“Never tweet.”

Sometimes the insanity on Twitter makes my brain hurt. Sometimes the hatred makes my heart ache. But I almost never think about leaving. Until now.

Farhad Manjoo published an NYT column on Wednesday titled “Never Tweet.” He said “it’s time we journalists all considered disengaging from the daily rhythms of Twitter, the world’s most damaging social network. You don’t have to quit totally — that’s impossible in today’s news business. Instead, post less, lurk more.”

A longtime tech exec sent the link to me and said Manjoo is right. “You guys are the lifeblood of Twitter right now,” they said. “A huge part of Twitter’s current value is journalists creating content for the site.”

I’ve known this person for years. They don’t have an ax to grind against Twitter, they just want journalists to think critically about what Twitter does to news coverage and the civic conversation. I asked: Do you think we should go on a Twitter strike?
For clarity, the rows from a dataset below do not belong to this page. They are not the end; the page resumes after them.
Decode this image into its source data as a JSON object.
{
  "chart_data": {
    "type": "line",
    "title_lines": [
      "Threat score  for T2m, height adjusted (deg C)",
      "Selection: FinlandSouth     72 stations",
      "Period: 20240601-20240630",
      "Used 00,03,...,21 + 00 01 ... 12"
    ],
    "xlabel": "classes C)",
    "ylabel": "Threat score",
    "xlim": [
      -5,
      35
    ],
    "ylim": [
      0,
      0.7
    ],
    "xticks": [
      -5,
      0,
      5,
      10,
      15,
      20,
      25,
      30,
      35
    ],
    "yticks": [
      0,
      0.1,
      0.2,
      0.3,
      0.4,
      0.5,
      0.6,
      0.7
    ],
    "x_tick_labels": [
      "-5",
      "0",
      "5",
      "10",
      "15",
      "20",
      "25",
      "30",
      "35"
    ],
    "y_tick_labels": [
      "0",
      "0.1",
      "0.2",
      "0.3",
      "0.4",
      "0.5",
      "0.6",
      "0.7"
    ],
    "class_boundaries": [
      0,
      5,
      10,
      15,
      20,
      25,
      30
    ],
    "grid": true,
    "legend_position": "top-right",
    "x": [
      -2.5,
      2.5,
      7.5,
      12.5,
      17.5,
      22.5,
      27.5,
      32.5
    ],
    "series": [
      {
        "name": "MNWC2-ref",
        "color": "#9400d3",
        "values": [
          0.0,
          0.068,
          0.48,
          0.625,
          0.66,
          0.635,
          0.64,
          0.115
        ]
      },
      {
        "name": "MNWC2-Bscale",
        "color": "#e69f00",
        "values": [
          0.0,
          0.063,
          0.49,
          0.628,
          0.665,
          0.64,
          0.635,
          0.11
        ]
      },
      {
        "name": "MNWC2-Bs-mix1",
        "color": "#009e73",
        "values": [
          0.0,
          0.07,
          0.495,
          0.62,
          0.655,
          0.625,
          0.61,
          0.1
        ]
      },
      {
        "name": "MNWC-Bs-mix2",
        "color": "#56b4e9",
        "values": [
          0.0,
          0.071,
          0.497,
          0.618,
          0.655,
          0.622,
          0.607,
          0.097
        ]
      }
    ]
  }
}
Maybe, they said — or at least take a hard look at the value exchange that’s going on.

I used to think the transparency of Twitter helped improve trust in media. I think that’s true around the edges. But I’m leaning toward the Silicon Valley exec’s view that the incessant tweeting undermines trust. “You guys are down in the mud with the bots and the bad faith actors,” the tech exec said.

That’s definitely true. The more time someone spends on Twitter, the more likely their view of the world is distorted by all the shouting. And the more likely they start shouting too. Being on Twitter contributes to a sense that the thing being shouted about is hugely important and being discussed by THE WHOLE WORLD when in fact it’s being discussed solely by people who are Extremely Online. The Covington Catholic controversy is just the most recent example.

I’m not saying everyone should delete their accounts. I’m definitely not saying newsroom bosses should stop reporters from tweeting. I love Twitter and I know that both my personal and professional lives have benefited from it. (I met my wife on Twitter!) But the site has changed. It is now, as Manjoo said, “the epicenter of a nonstop information war, an almost comically undermanaged gladiatorial arena where activists and disinformation artists and politicians and marketers gather to target and influence the wider media world.” This is a big problem. It requires a big change.